Dear Trader…
Indian equity benchmarks trimmed most of their losses in today session, but continue to close below the neutral lines with Sensex and Nifty trading below at 58,200 and 17,400 respectively. Traders were worried amid fresh scare over the possible severity of Omicron variant, after WHO warned it as a ‘very high’ global risk, with some evidence that it evades vaccine protection. Additional pressure came in as India's annual wholesale price-based inflation accelerated to 14.23% in November; it’s highest in at least 12 years, boosted by bigger hikes in prices of fuel and food.
However, market trimmed some of its losses as traders got some support as NITI Aayog CEO Amitabh Kant stated that the government will continue to push for greater reforms across sectors. Kant stated ‘India is determined to carry out reforms. On the global front, Asian markets were trading mostly lower as investors’ side lined ahead to the key Federal Reserve policy meeting, which is expected to glean insights on its stimulus tapering measures. Back home, losses in realty, auto and consumer durables shares pulled the headline indices lower, though gains in power and utilities shares lent some support.
Nifty futures opened at 17340.00 points against the previous close of 17446.85 and opened at a low of 17424.00 points. Nifty Future closed with an average movement of 194.00 points and a decline of around 94.25 points and 17352.60 points...!!
On the NSE, the midcap 100 index will decline 0.19% and smallcap 100 index is closing rise 0.22. Speaking of various sectoral indices, the NSE saw gains in only Media, Pharma, Metal and IT stocks, while all other sectoral indices closed lower.
At the start of intra-day trading, February gold opened at Rs.48264, fell from a high of Rs.48361 points to a low of Rs.48201.00 with a decline of 56 points, a trend of around Rs.48247 and March Silver opened at Rs.61413, fell from a high of Rs.61604 points to a low of Rs.61220, with a rise of 338 points, a trend of around Rs.61244.
Meanwhile, Union Minister of State for Petroleum and Natural Gas Rameswar Teli has said that the government has agreed to release 5 million barrels of crude oil from its strategic petroleum reserves in consultation with other major global energy consumers including the USA, People's Republic of China, Japan and the Republic of Korea, in order to provide relief to citizens.
The minister has stated the domestic price of crude is linked to international benchmarks of crude price. He said these benchmarks get affected by many factors including supply and demand, futures’ trading, the impact of the covid scenario and geopolitical situation. Linear co-relation between pricing and any one of these factors in isolation is indeterminable.

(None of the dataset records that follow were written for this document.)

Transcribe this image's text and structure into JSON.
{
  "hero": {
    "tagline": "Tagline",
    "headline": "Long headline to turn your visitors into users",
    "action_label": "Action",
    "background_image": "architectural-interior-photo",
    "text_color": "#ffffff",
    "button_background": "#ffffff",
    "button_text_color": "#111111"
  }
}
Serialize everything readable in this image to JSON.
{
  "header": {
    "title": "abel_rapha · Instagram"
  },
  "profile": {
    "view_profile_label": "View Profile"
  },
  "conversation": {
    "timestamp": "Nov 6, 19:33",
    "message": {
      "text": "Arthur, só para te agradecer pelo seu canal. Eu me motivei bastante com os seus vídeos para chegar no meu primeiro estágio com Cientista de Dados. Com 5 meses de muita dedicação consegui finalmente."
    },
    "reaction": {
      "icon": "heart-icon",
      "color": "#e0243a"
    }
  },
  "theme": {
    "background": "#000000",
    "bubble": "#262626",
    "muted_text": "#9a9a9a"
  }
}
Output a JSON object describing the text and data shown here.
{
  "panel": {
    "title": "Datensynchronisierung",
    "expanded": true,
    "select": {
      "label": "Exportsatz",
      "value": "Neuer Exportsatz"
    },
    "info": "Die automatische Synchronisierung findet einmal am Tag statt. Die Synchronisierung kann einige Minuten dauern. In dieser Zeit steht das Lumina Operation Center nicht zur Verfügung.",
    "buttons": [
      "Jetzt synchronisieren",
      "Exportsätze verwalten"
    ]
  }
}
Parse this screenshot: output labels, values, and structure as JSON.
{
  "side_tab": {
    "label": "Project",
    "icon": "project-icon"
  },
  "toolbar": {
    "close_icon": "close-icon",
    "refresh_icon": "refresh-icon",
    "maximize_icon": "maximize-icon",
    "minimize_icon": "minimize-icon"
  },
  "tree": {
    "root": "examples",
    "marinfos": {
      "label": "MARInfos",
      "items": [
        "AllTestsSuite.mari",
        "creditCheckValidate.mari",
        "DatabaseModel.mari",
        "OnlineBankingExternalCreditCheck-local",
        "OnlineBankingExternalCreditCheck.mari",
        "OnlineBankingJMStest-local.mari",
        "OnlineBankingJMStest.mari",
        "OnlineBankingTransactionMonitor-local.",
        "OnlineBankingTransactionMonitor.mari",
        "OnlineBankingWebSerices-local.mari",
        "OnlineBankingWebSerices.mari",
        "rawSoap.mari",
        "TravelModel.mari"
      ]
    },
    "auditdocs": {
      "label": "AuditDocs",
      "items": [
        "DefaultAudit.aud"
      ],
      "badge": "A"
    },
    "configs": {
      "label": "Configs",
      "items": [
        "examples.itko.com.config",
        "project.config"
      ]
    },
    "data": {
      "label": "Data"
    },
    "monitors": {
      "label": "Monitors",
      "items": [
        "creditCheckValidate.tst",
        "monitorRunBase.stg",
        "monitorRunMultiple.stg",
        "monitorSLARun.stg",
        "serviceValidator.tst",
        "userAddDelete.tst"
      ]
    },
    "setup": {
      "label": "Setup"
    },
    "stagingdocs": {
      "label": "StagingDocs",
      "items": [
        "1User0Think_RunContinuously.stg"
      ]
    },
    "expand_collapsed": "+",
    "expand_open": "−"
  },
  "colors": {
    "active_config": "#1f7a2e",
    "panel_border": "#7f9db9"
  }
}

He further said that the government has been consistently reviewing the high petroleum and diesel prices domestically. With a view to controlling inflationary pressures, government had reduced the 'central excise duty' on petrol and diesel by Rs 5/litre and Rs 10/litre respectively on November 3, 2021. It was followed by a reduction in VAT on fuel by many State Governments.
Technically, the important key resistances are placed in Nifty future are at 17373 levels, which could offer for the market on the higher side. Sustainability above this zone would signal opens the door for a directional up move with immediate resistances seen at 17404 – 17434 levels. Immediate support is placed at 17272 – 17202 levels.